Stan paused as if contemplating that thought. When he continued, he spoke in a more subdued voice.
“One day, a young man came in with a head wound. He was blind, his eyes were bandaged, and his world was dark. He was frightened. He wanted a doctor he could talk to, and each time the doctor tried to excuse himself, the young man would nearly go crazy. The doctor waved me over, then said to the young man, ‘I think you need to talk to Dr. Danser.’ I started to say that I wasn’t a doctor, and he motioned for me to be quiet. He then said to the soldier, ‘Yes, Dr. Danser specializes in cases like yours.’
“I sat down by the soldier’s bed, and he started to talk. He told me about his hopes and all he wanted to do. I learned he grew up on a farm just like I did. I even shared a story or two with him, but mostly I just let him talk. Soon he relaxed and went to sleep.
“From then on, they gave me the assignment to be the ‘Doctor of Consolation’ for the soldiers who needed it. Besides my nursing duties, I would listen to those who needed to share their fears. Sometimes it was hard to listen to men who had lost the ability to fulfill their life’s dreams when they went home, if they were even going to live to make it home.”
Once more Stan paused, and this time tears poured down his face as he continued.
“One day, I was working in surgery when the soldier that was carried in was my best friend and bunkmate from my training. We did everything we could in the surgery, but the doctor didn’t expect him to live.
“Later, as I sat by his bedside, he was unconscious, so I talked to him. I reminded him of the dreams we shared about our lives. I told him about my wife and reminded him he had a girl waiting for him at home. I just kept talking, hoping it would help him regain consciousness.

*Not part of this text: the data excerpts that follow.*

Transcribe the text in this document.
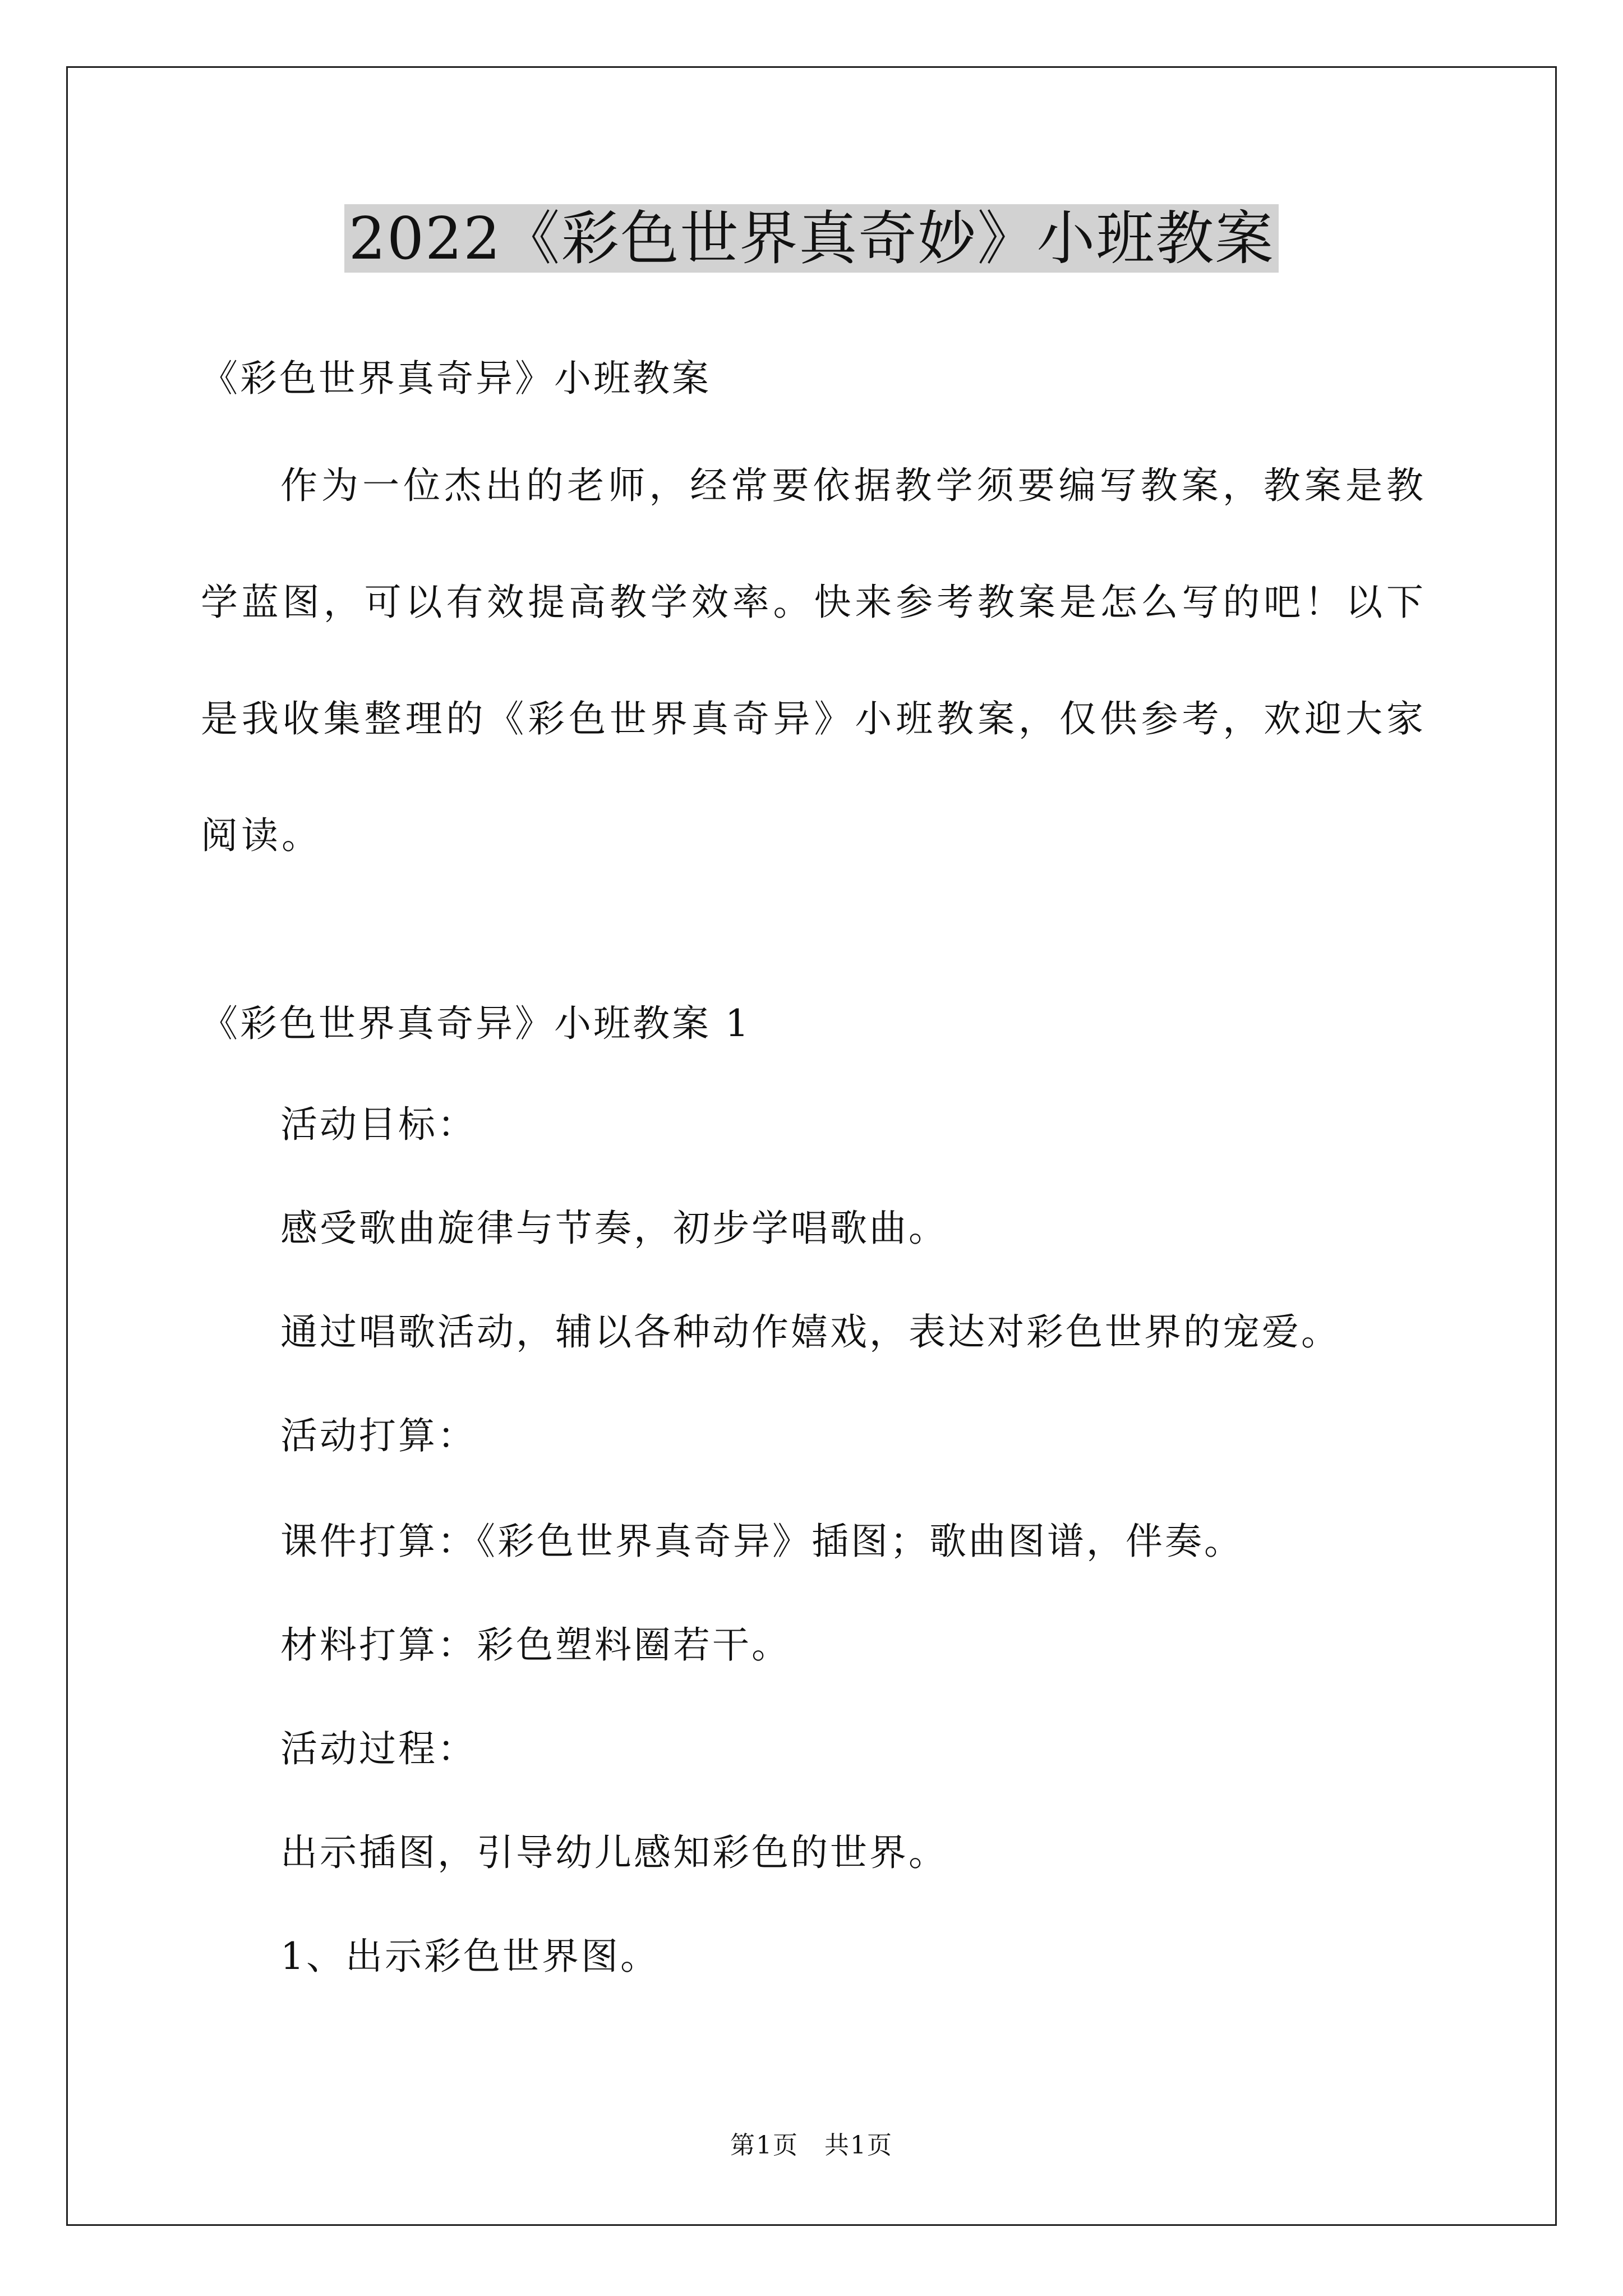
2022《彩色世界真奇妙》小班教案
《彩色世界真奇异》小班教案

作为一位杰出的老师，经常要依据教学须要编写教案，教案是教学蓝图，可以有效提高教学效率。快来参考教案是怎么写的吧！以下是我收集整理的《彩色世界真奇异》小班教案，仅供参考，欢迎大家阅读。

《彩色世界真奇异》小班教案 1
活动目标：
感受歌曲旋律与节奏，初步学唱歌曲。
通过唱歌活动，辅以各种动作嬉戏，表达对彩色世界的宠爱。
活动打算：
课件打算：《彩色世界真奇异》插图；歌曲图谱，伴奏。
材料打算：彩色塑料圈若干。
活动过程：
出示插图，引导幼儿感知彩色的世界。
1、出示彩色世界图。
第1页　共1页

“I said, ‘Remember, you said that if you were ever wounded, you would be glad to see me and know that I was here for you. Well, I am here for you.’ Finally, after a few days of me talking to him, he opened his eyes briefly, smiled at me, then he was gone.”
Once more, Stan paused. When he continued, his voice quivered with emotion.
“After I came home, I always made it a point to remind people that it was David, and men like him, who gave up their dreams so we could have ours.”